Ее правила насчет женских визитов были коротки и решительны. Мать или сестра - пожалуйста в комнату. Нет - посидит на кухне. Это не обсуждалось.Миссис Нортон повесила трубку только через пятнадцать минут, искусно закамуфлировав свою главную цель.
"Сьюзен, - думала она, возвращаясь к гладильной доске, - ох, Сьюзен, я ведь только хочу тебе добра. Неужели ты не видишь?"
Они возвращались из Портленда по 295-ой всего лишь чуть позднее одиннадцати. Огни "ситроена" четко прорезали темноту.
Они обсуждали фильм, но осторожно, как люди, которые выясняют вкусы друг друга. Потом ей пришел в голову тот же вопрос, что и матери:
– Где вы остановились? Вы сняли что-нибудь?
– На третьем этаже в "Комнатах Евы".
– Но это ужасно! Там, наверное, стоградусная жара! [по Фаренгейту; +38 по Цельсию]
– Я люблю жару. Когда жарко, мне хорошо работается. Раздеться до пояса, включить радио и выпить галон пива. Получается по десять страниц в день. А уж в конце дня выйти на порог, на ветерок... божественно.
– И все-таки...
– она сомневалась.
– Я подумывал снять Марстен Хауз, - осторожно начал он.
– Даже наводил справки. Но он продан.
– Марстен Хауз?
– она недоверчиво улыбнулась.
– Вы перепутали.
– Ничуть. На первом холме к северо-западу. Брукс-роуд.
– Продан? Бога ради, кому?..
– Хотел бы я знать. Мне говорят время от времени, что у меня винтиков не хватает - а ведь я собирался только снять его. Агент ничего мне не сказал. Это, кажется, мрачная тайна.

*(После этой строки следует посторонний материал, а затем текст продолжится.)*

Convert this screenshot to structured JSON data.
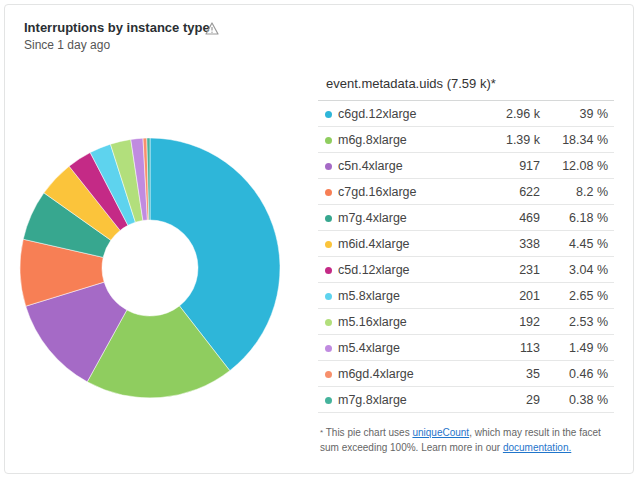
{
  "chart_data": {
    "type": "pie",
    "title": "Interruptions by instance type",
    "subtitle": "Since 1 day ago",
    "legend_title": "event.metadata.uids (7.59 k)*",
    "categories": [
      "c6gd.12xlarge",
      "m6g.8xlarge",
      "c5n.4xlarge",
      "c7gd.16xlarge",
      "m7g.4xlarge",
      "m6id.4xlarge",
      "c5d.12xlarge",
      "m5.8xlarge",
      "m5.16xlarge",
      "m5.4xlarge",
      "m6gd.4xlarge",
      "m7g.8xlarge"
    ],
    "values": [
      2960,
      1390,
      917,
      622,
      469,
      338,
      231,
      201,
      192,
      113,
      35,
      29
    ],
    "value_labels": [
      "2.96 k",
      "1.39 k",
      "917",
      "622",
      "469",
      "338",
      "231",
      "201",
      "192",
      "113",
      "35",
      "29"
    ],
    "percent_labels": [
      "39 %",
      "18.34 %",
      "12.08 %",
      "8.2 %",
      "6.18 %",
      "4.45 %",
      "3.04 %",
      "2.65 %",
      "2.53 %",
      "1.49 %",
      "0.46 %",
      "0.38 %"
    ],
    "colors": [
      "#2eb6d9",
      "#8fcd5f",
      "#a56ac6",
      "#f77f55",
      "#37a78f",
      "#fbc43b",
      "#c42a86",
      "#5ed3ee",
      "#b2df7c",
      "#c08be0",
      "#f7906c",
      "#45b39c"
    ],
    "footnote": [
      {
        "text": "*"
      },
      {
        "text": " This pie chart uses "
      },
      {
        "link": "uniqueCount"
      },
      {
        "text": ", which may result in the facet sum exceeding 100%. Learn more in our "
      },
      {
        "link": "documentation."
      }
    ],
    "legend": "right",
    "data_labels": false
  }
}
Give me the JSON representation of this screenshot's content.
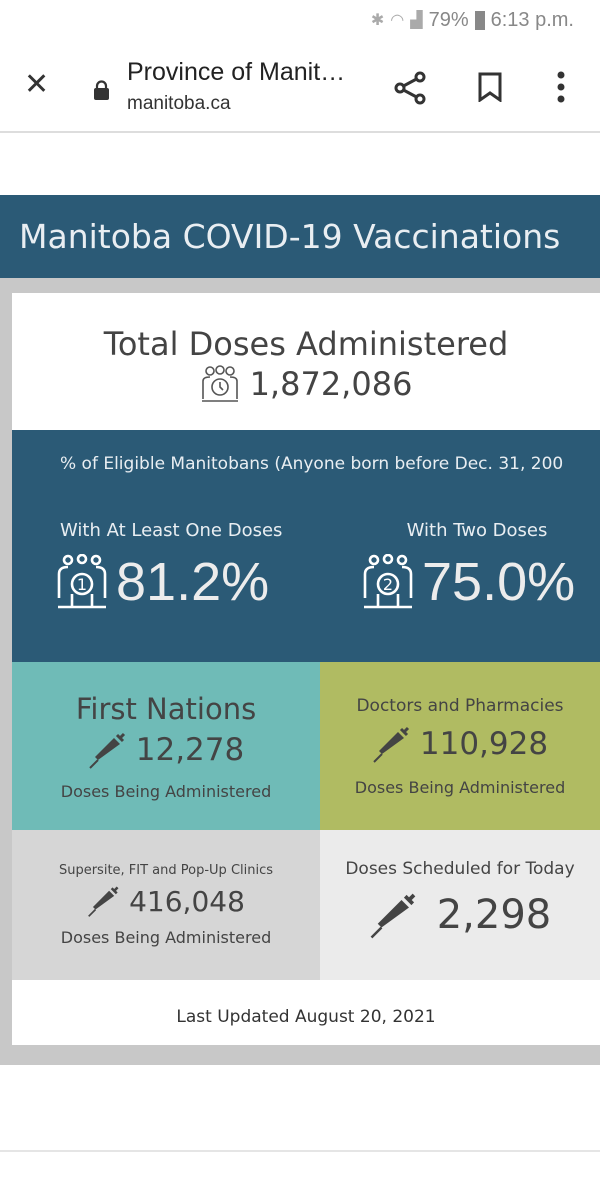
{
  "status_bar": {
    "battery": "79%",
    "time": "6:13 p.m.",
    "icons": [
      "bluetooth-icon",
      "wifi-icon",
      "signal-icon",
      "battery-icon"
    ]
  },
  "browser": {
    "title": "Province of Manit…",
    "url": "manitoba.ca"
  },
  "header": {
    "title": "Manitoba COVID-19 Vaccinations"
  },
  "total": {
    "title": "Total Doses Administered",
    "value": "1,872,086"
  },
  "eligible": {
    "caption": "% of Eligible Manitobans (Anyone born before Dec. 31, 200",
    "one_label": "With At Least One Doses",
    "one_value": "81.2%",
    "two_label": "With Two Doses",
    "two_value": "75.0%"
  },
  "cells": [
    {
      "title": "First Nations",
      "value": "12,278",
      "sub": "Doses Being Administered",
      "color": "#6fbbb7"
    },
    {
      "title": "Doctors and Pharmacies",
      "value": "110,928",
      "sub": "Doses Being Administered",
      "color": "#b0bb62"
    },
    {
      "title": "Supersite, FIT and Pop-Up Clinics",
      "value": "416,048",
      "sub": "Doses Being Administered",
      "color": "#d6d6d6"
    },
    {
      "title": "Doses Scheduled for Today",
      "value": "2,298",
      "color": "#ebebeb"
    }
  ],
  "footer": {
    "updated": "Last Updated August 20, 2021"
  },
  "colors": {
    "header": "#2b5a76",
    "frame": "#c8c8c8"
  }
}
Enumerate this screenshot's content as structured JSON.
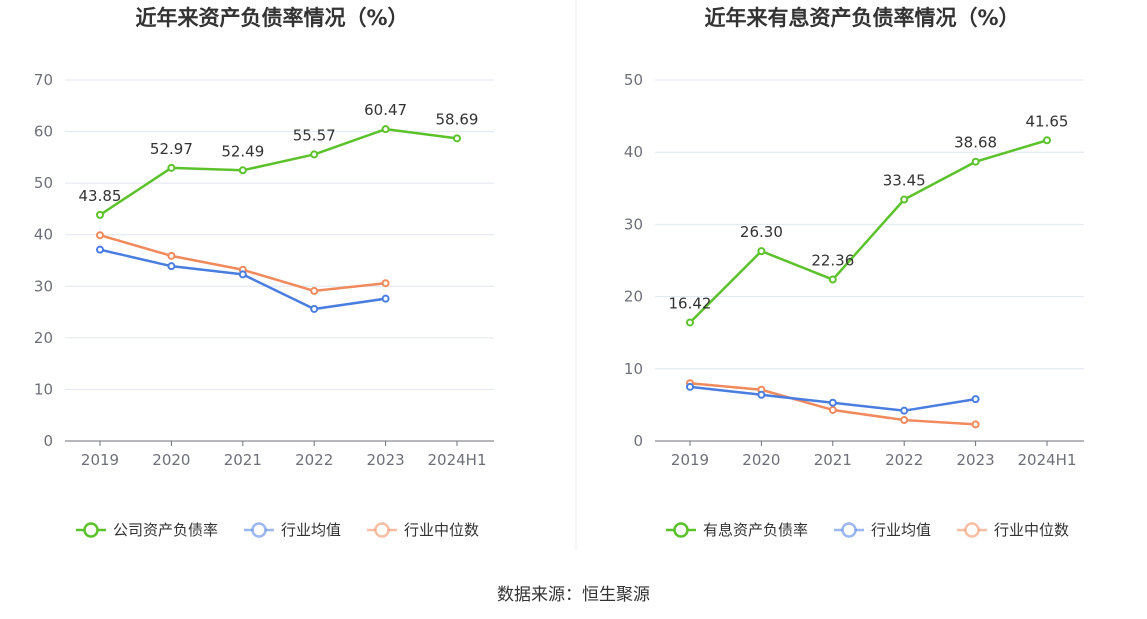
{
  "chart_data": [
    {
      "type": "line",
      "title": "近年来资产负债率情况（%）",
      "categories": [
        "2019",
        "2020",
        "2021",
        "2022",
        "2023",
        "2024H1"
      ],
      "ylim": [
        0,
        70
      ],
      "yticks": [
        0,
        10,
        20,
        30,
        40,
        50,
        60,
        70
      ],
      "grid": true,
      "legend_position": "bottom",
      "series": [
        {
          "name": "公司资产负债率",
          "color": "#5cc22c",
          "labels": true,
          "values": [
            43.85,
            52.97,
            52.49,
            55.57,
            60.47,
            58.69
          ]
        },
        {
          "name": "行业均值",
          "color": "#4a7de0",
          "labels": false,
          "values": [
            37.1,
            33.9,
            32.3,
            25.6,
            27.6,
            null
          ]
        },
        {
          "name": "行业中位数",
          "color": "#f08a5d",
          "labels": false,
          "values": [
            39.9,
            35.9,
            33.2,
            29.1,
            30.6,
            null
          ]
        }
      ]
    },
    {
      "type": "line",
      "title": "近年来有息资产负债率情况（%）",
      "categories": [
        "2019",
        "2020",
        "2021",
        "2022",
        "2023",
        "2024H1"
      ],
      "ylim": [
        0,
        50
      ],
      "yticks": [
        0,
        10,
        20,
        30,
        40,
        50
      ],
      "grid": true,
      "legend_position": "bottom",
      "series": [
        {
          "name": "有息资产负债率",
          "color": "#5cc22c",
          "labels": true,
          "values": [
            16.42,
            26.3,
            22.36,
            33.45,
            38.68,
            41.65
          ]
        },
        {
          "name": "行业均值",
          "color": "#4a7de0",
          "labels": false,
          "values": [
            7.5,
            6.4,
            5.3,
            4.2,
            5.8,
            null
          ]
        },
        {
          "name": "行业中位数",
          "color": "#f08a5d",
          "labels": false,
          "values": [
            8.0,
            7.1,
            4.3,
            2.9,
            2.3,
            null
          ]
        }
      ]
    }
  ],
  "source": "数据来源：恒生聚源",
  "colors": {
    "axis": "#6e7079",
    "grid": "#e0e6f1",
    "divider": "#eeeeee"
  }
}
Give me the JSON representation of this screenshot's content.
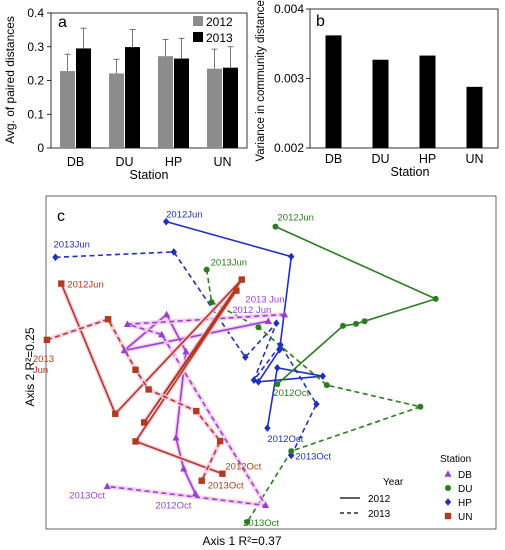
{
  "chart_data": [
    {
      "panel": "a",
      "type": "bar",
      "categories": [
        "DB",
        "DU",
        "HP",
        "UN"
      ],
      "xlabel": "Station",
      "ylabel": "Avg. of paired distances",
      "ylim": [
        0,
        0.4
      ],
      "yticks": [
        "0",
        "0.1",
        "0.2",
        "0.3",
        "0.4"
      ],
      "legend_position": "top-right",
      "series": [
        {
          "name": "2012",
          "color": "#8c8c8c",
          "values": [
            0.228,
            0.221,
            0.272,
            0.235
          ],
          "errors": [
            0.05,
            0.042,
            0.05,
            0.058
          ]
        },
        {
          "name": "2013",
          "color": "#000000",
          "values": [
            0.295,
            0.299,
            0.265,
            0.238
          ],
          "errors": [
            0.06,
            0.052,
            0.06,
            0.062
          ]
        }
      ]
    },
    {
      "panel": "b",
      "type": "bar",
      "categories": [
        "DB",
        "DU",
        "HP",
        "UN"
      ],
      "xlabel": "Station",
      "ylabel": "Variance in community distances",
      "ylim": [
        0.002,
        0.004
      ],
      "yticks": [
        "0.002",
        "0.003",
        "0.004"
      ],
      "series": [
        {
          "color": "#000000",
          "values": [
            0.00362,
            0.00327,
            0.00333,
            0.00288
          ]
        }
      ]
    },
    {
      "panel": "c",
      "type": "scatter",
      "xlabel": "Axis 1  R²=0.37",
      "ylabel": "Axis 2  R²=0.25",
      "xlim": [
        0,
        100
      ],
      "ylim": [
        0,
        100
      ],
      "legend": {
        "year_title": "Year",
        "years": [
          {
            "label": "2012",
            "dash": "solid"
          },
          {
            "label": "2013",
            "dash": "dashed"
          }
        ],
        "station_title": "Station",
        "stations": [
          {
            "label": "DB",
            "marker": "triangle",
            "color": "#9a3fd6"
          },
          {
            "label": "DU",
            "marker": "circle",
            "color": "#2a7d1f"
          },
          {
            "label": "HP",
            "marker": "diamond",
            "color": "#1f2fbf"
          },
          {
            "label": "UN",
            "marker": "square",
            "color": "#b23a1f"
          }
        ]
      },
      "series": [
        {
          "station": "HP",
          "year": "2012",
          "color": "#1f2fbf",
          "marker": "diamond",
          "x": [
            26.7,
            54.5,
            51.9,
            47.2,
            61.5,
            51.4,
            49.2
          ],
          "y": [
            92.3,
            81.8,
            53.8,
            44.2,
            45.9,
            48.4,
            30.3
          ],
          "start_label": "2012Jun",
          "end_label": "2012Oct"
        },
        {
          "station": "HP",
          "year": "2013",
          "color": "#1f2fbf",
          "marker": "diamond",
          "x": [
            2.1,
            28.4,
            44.3,
            51.2,
            46.2,
            52.1,
            60.1,
            54.5
          ],
          "y": [
            81.6,
            83.2,
            51.6,
            61.8,
            44.7,
            55.3,
            37.5,
            22.1
          ],
          "start_label": "2013Jun",
          "end_label": "2013Oct"
        },
        {
          "station": "DU",
          "year": "2012",
          "color": "#2a7d1f",
          "marker": "circle",
          "x": [
            51.0,
            86.6,
            70.8,
            68.9,
            66.0,
            51.4
          ],
          "y": [
            90.8,
            69.1,
            62.4,
            61.6,
            61.0,
            43.5
          ],
          "start_label": "2012Jun",
          "end_label": "2012Oct"
        },
        {
          "station": "DU",
          "year": "2013",
          "color": "#2a7d1f",
          "marker": "circle",
          "x": [
            35.7,
            36.8,
            47.2,
            62.4,
            83.2,
            54.5,
            44.7
          ],
          "y": [
            77.9,
            68.1,
            60.6,
            43.2,
            36.7,
            23.4,
            2.1
          ],
          "start_label": "2013Jun",
          "end_label": "2013Oct"
        },
        {
          "station": "DB",
          "year": "2012",
          "color": "#9a3fd6",
          "marker": "triangle",
          "x": [
            49.4,
            17.4,
            26.8,
            31.1,
            28.9,
            30.6,
            33.2
          ],
          "y": [
            62.4,
            53.6,
            64.4,
            53.3,
            27.4,
            18.1,
            10.6
          ],
          "start_label": "2012 Jun",
          "end_label": "2012Oct"
        },
        {
          "station": "DB",
          "year": "2013",
          "color": "#9a3fd6",
          "marker": "triangle",
          "x": [
            53.0,
            18.1,
            25.7,
            48.8,
            13.6
          ],
          "y": [
            64.4,
            61.5,
            58.4,
            7.1,
            12.8
          ],
          "start_label": "2013 Jun",
          "end_label": "2013Oct"
        },
        {
          "station": "UN",
          "year": "2012",
          "color": "#b23a1f",
          "marker": "square",
          "x": [
            3.4,
            15.4,
            43.5,
            21.8,
            42.3,
            19.9,
            39.2
          ],
          "y": [
            73.7,
            34.6,
            74.9,
            32.0,
            71.6,
            26.3,
            16.6
          ],
          "start_label": "2012Jun",
          "end_label": "2012Oct"
        },
        {
          "station": "UN",
          "year": "2013",
          "color": "#b23a1f",
          "marker": "square",
          "x": [
            0.2,
            13.8,
            19.9,
            22.8,
            33.4,
            38.7,
            34.6
          ],
          "y": [
            56.8,
            63.0,
            47.8,
            41.9,
            35.4,
            26.4,
            14.5
          ],
          "start_label": "2013\nJun",
          "end_label": "2013Oct"
        }
      ]
    }
  ]
}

– Может, кто-нибудь со стороны хочет сделать из него дачу, предположила она.
– Кто бы он ни был, он сошел с ума. Одно дело - обновить поместье, но это место необновляемо. Дом развалился еще когда я была ребенком. Бен, почему вам вздумалось снимать его?
– Вы были когда-нибудь внутри?
– Нет, только заглядывала в окно. А вы были?
– Да. Один раз.
– Жуткое место, правда?
Они замолчали, думая о Марстен Хаузе. Это воспоминание не было окрашено пастелью ностальгии, как прочие. Скандал и насилие, связанные с домом, случились раньше, чем родились они оба, но у маленьких городков долгая память.
История Губерта Марстена и его жены Бидди служила городу "скелетом в подвале". В двадцатые годы Губи был президентом большой грузоперевозочной компании, которая, по слухам, после полуночи переключалась на более доходную деятельность, переправляя канадское виски в Массачусетс.
Разбогатев, в 1928 году он перебрался с женой в Салем Лот, и в крахе биржи 1929-го потерял большую часть своего состояния (даже Мэйбл Вертс не знает, сколько именно). Следующие десять лет Марстен с женой прожили в своем доме как отшельники. Видели их только по средам, когда они приезжали за покупками. Ларри Маклеод, тогдашний почтальон, сообщил, что Марстены выписывали четыре газеты: "Сэтеди Ивнинг Пост", "Нью-Йоркер" и толстый журнал под названием "Поразительные истории". Раз в месяц приходил чек из Массачусетса. Сквозь конверт Ларри разглядел, что это чек.